1 9 8 D O C . 2 2 C O M M E N T O N B R U N N
Published in Königlich Preußische Akademie der Wissenschaften (Berlin). Sitzungsberichte (1919):
711. Submitted 24 July 1919, published 31 July 1919.
[1]In Brunn 1919, Albert von Brunn criticized Einstein 1919b (Doc. 18) for misunderstanding the
nature of position and time measurements in astronomy. Einstein had assumed that a fluctuation of
amplitude a of the angular velocity of the earth results in a fluctuation in the observed angular velocity
of the moon (of the same amplitude). Brunn pointed out that for astronomers the observed position of
the moon is the position relative to the fixed stars. Since the apparent position of the stars would
equally fluctuate with an amplitude a, the observed position of the moon would be unaffected. The
fluctuation would, however, affect the measurement of time, since in astronomy time is measured by
the motion of the fixed stars. A fluctuation of measured time would also result in a fluctuation of the
observed velocity of the moon, but only with an amplitude of ca. a/27, where the factor is given by
the relation between the rotation period of the earth and the rotation period of the moon. This value
is too small to explain the observed fluctuations.

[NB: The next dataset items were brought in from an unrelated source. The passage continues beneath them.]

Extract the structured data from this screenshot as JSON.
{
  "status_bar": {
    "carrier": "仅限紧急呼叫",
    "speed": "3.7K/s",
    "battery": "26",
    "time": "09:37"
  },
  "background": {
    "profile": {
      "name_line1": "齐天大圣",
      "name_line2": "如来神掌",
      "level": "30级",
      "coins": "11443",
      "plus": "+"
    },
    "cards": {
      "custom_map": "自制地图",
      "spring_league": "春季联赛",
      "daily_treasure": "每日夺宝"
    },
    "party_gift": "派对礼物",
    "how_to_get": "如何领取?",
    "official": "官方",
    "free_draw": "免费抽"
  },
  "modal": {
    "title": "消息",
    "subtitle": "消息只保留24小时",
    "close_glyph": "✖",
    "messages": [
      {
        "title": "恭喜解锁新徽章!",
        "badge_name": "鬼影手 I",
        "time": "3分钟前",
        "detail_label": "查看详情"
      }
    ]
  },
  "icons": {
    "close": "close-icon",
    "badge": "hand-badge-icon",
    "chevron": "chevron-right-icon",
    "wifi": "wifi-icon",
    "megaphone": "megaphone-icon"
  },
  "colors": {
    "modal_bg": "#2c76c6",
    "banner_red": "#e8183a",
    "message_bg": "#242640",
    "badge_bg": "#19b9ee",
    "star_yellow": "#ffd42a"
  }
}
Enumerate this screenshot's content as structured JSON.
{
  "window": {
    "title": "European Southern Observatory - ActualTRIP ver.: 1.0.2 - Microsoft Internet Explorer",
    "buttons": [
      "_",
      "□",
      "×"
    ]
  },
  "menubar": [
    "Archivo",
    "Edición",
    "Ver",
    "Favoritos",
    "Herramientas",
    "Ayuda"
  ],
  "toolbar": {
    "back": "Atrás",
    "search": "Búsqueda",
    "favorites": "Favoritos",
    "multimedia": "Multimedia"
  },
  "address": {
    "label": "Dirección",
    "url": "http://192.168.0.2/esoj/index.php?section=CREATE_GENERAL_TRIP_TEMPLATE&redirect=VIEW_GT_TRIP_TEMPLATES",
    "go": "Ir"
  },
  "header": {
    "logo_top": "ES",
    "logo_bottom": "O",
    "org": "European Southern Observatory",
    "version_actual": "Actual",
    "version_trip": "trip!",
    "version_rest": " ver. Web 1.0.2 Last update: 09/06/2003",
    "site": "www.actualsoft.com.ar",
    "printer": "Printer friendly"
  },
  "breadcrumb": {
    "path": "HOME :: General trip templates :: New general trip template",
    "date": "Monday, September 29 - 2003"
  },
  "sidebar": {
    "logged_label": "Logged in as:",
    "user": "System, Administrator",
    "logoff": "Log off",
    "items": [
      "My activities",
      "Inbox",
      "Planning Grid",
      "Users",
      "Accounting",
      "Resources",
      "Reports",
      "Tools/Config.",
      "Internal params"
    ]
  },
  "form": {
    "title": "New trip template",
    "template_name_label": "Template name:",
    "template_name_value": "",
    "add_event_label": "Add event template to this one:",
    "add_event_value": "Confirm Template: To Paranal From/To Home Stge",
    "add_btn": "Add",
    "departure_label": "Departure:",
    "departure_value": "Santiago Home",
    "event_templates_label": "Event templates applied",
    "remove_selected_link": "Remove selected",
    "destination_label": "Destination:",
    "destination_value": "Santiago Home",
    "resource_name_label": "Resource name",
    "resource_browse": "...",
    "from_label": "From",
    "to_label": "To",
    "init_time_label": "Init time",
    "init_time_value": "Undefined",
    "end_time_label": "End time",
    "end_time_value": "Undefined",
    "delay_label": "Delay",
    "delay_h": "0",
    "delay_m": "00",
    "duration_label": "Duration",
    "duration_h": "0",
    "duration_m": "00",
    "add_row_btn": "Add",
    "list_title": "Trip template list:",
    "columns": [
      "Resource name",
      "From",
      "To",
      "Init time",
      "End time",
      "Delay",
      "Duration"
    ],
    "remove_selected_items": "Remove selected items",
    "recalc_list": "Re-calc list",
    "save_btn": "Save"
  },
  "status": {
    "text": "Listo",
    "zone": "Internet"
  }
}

Willem de Sitter, however, showed in 1927 that the sun, Venus, and Mercury had the same fluctu-
ations in longitude as the moon (De Sitter 1927); hence, it was accepted that these fluctuations should
indeed be attributed to an irregularity of the rotation of the earth, although much larger than Einstein
had assumed. For a discussion of the exchange, see Martins 1999.